CHARLIE Act
Summary
What This Bill Does
The CHARLIE Act amends the American history and civics education program in the Elementary and Secondary Education Act. It says program funds may not be used for discriminatory equity ideology or gender ideology, using definitions from Executive Order 14190 and Executive Order 14168. It also prohibits the Secretary of Education from giving grant priority based on race, sex, sexual orientation, gender identity, or immigration status, including the identity or purpose of the eligible entity, the identity of the people who control, work for, or are served by the entity, or the proposed grant activities.
Who Benefits and How
Applicants opposing race- or gender-based grant preferences benefit because the Secretary may not prioritize history and civics grants on those grounds. State and local education agencies using a neutral application theory benefit from clearer statutory limits. Parents who object to the covered ideologies benefit from a federal funding restriction. Education Department grant reviewers benefit from explicit criteria on what priorities are barred.
Who Bears the Burden and How
History and civics grant recipients must avoid using funds for the defined ideologies. Education Department grant staff must remove barred priority factors from competitions. Organizations seeking priority for race, sex, sexual orientation, gender identity, immigration status, or related program design lose that priority path.
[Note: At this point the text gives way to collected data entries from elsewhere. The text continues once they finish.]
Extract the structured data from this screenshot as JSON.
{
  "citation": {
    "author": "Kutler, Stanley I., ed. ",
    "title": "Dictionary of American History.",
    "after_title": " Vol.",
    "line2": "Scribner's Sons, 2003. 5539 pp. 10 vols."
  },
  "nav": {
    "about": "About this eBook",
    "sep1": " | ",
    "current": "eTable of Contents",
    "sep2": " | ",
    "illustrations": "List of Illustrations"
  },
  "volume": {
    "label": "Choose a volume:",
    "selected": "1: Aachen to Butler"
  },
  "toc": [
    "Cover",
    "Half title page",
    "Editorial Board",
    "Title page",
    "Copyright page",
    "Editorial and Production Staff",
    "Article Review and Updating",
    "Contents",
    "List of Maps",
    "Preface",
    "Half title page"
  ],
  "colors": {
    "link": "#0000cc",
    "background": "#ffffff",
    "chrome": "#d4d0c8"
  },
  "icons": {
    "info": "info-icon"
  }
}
Civil rights and gender identity curriculum advocates may face reduced access to this grant stream for covered activities.
Key Provisions
- Prohibits American history and civics funds from being used for discriminatory equity ideology.
- Prohibits those funds from being used for gender ideology.
- Bars grant priority based on race, sex, sexual orientation, gender identity, or immigration status.
- Applies the priority ban to applicant identity, staff, served populations, and proposed activities.
- Uses definitions from Executive Orders 14190 and 14168.
Evidence Chain:
This summary is generated from the full bill text using AI analysis. Expand "Detailed Analysis" below for identified beneficiaries/burden bearers with clause-level evidence links.
At a Glance
What This Bill Does
Bars American history and civics education grant funds from being used for discriminatory equity ideology or gender ideology and prevents the Education Secretary from prioritizing applicants based on race, sex, sexual orientation, gender identity, immigration status, applicant identity, applicant staff or served populations, or proposed activities.
Key Policy Areas
Education, Civil Rights, Federal Grants, K-12 Curriculum
Primary Purpose
Bars American history and civics education grant funds from being used for discriminatory equity ideology or gender ideology and prevents the Education Secretary from prioritizing applicants based on race, sex, sexual orientation, gender identity, immigration status, applicant identity, applicant staff or served populations, or proposed activities.
Policy Domains
House resolution provisions
Identified Gains
- Applicants opposing grant preferences
- State education agencies
- Local education agencies
- Parents objecting to covered ideologies
- Education Department grant reviewers
Identified Costs
- History and civics grant recipients
- Education Department grant staff
- Organizations seeking identity-based priority
- Civil rights curriculum advocates
- Gender identity curriculum advocates
Sponsors
Legislative Progress
ReportedOrdered to be Reported (Amended) by the Yeas and Nays: …
Committee Consideration and Mark-up Session Held
Referred to the House Committee on Education and Workforce.
Introduced in House
Mr. Owens introduced the following bill; which was referred to …
Stakeholder Effects
cui bono?How this legislation distributes effects. Mention counts reflect frequency, not effect magnitude.
Civil rights curriculum advocates, History and civics grant recipients, Parents objecting to covered ideologies
Positive-direction: Parents objecting to covered ideologies
Negative-direction: Civil rights curriculum advocates, History and civics grant recipients
Bill Structure & Actor Mappings
Who is "The Secretary" in each section?
- "education"
- → Secretary of Education
We use a combination of our own taxonomy and classification in addition to large language models to assess meaning and potential beneficiaries. High confidence means strong textual evidence. Always verify with the original bill text.